Tue Jul 09, 2013 9:44 pm
I'm sure we've all been hung up on the "Too big of a jump" thing in our sharpening lives.
That said, I knew a chef here in Omaha that used to use a 220 Pink Brick and a Kitayama....that's it'.
He's sharpen with the 220, and strop a few times with the Kitayama.....he loved that edge. I hated it.
Wed Jul 10, 2013 1:29 am
i've seen people do jumps from a 400 to a 4k
from a 600 to a 5k/6k
really depends on the stone and what you're looking for
Wed Jul 10, 2013 3:18 am
The OP said "I will mostly be using this for straight razors and occasionally kitchen knives" in his post. Does that change anyone's recommendation in his chosen stone progression sequence?
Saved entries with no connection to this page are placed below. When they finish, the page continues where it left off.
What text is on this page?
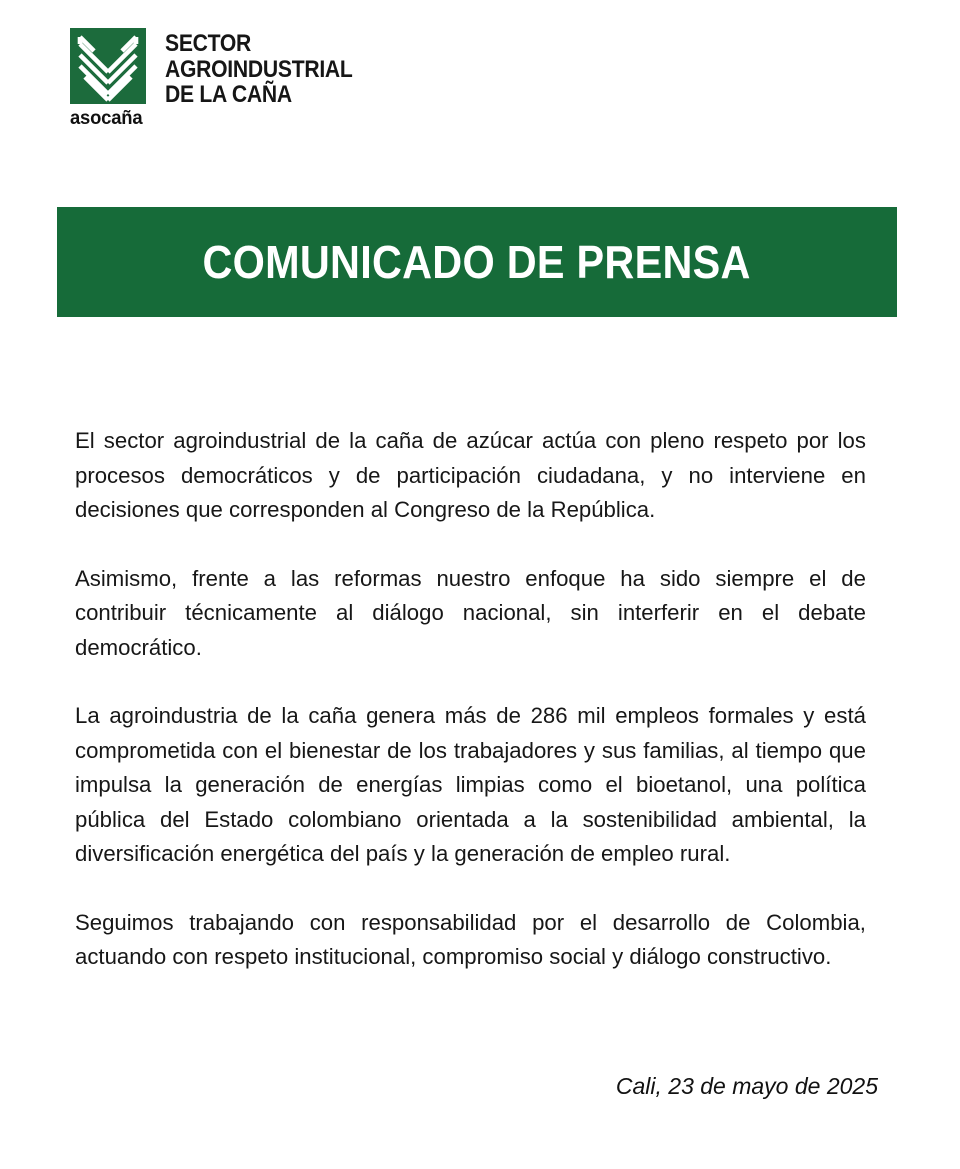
asocaña
SECTOR
AGROINDUSTRIAL
DE LA CAÑA
COMUNICADO DE PRENSA

El sector agroindustrial de la caña de azúcar actúa con pleno respeto por los procesos democráticos y de participación ciudadana, y no interviene en decisiones que corresponden al Congreso de la República.

Asimismo, frente a las reformas nuestro enfoque ha sido siempre el de contribuir técnicamente al diálogo nacional, sin interferir en el debate democrático.

La agroindustria de la caña genera más de 286 mil empleos formales y está comprometida con el bienestar de los trabajadores y sus familias, al tiempo que impulsa la generación de energías limpias como el bioetanol, una política pública del Estado colombiano orientada a la sostenibilidad ambiental, la diversificación energética del país y la generación de empleo rural.

Seguimos trabajando con responsabilidad por el desarrollo de Colombia, actuando con respeto institucional, compromiso social y diálogo constructivo.

Cali, 23 de mayo de 2025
Everyone is talking about larger jumps being OK in many cases, but is that proper for straight razors? I don't sharpen razors, so I don't know the answer to this.
Wed Jul 10, 2013 6:28 am
Why the odd ball mix of the chosera 600?
It's a nice stone but not one I would want as my only coarse stone, it is only 600 grit, not really that coarse.
If this is mostly for razors I would be picking a different line-up.
To start I would likely go with the shapton pro 220, 1k, and 5k. This would be a good progression for knives and provide some starting points for razor honing.
To complete the razor honing you can move in one of two directions, more synthetics or natural stones. For synthetics I would recommend the 10k Imanishi stone, really awesome 10k and at a good price. For naturals I can't give too many opinions, I just got a Ozuku Asagi and have only used it on about a dozen razors. It has worked well but with less than a weeks use its hard to say. It could probably be used right after the 5k if a slurry was started first, cuts very fast that way and finishes very fine. Nearly shave ready off the stone.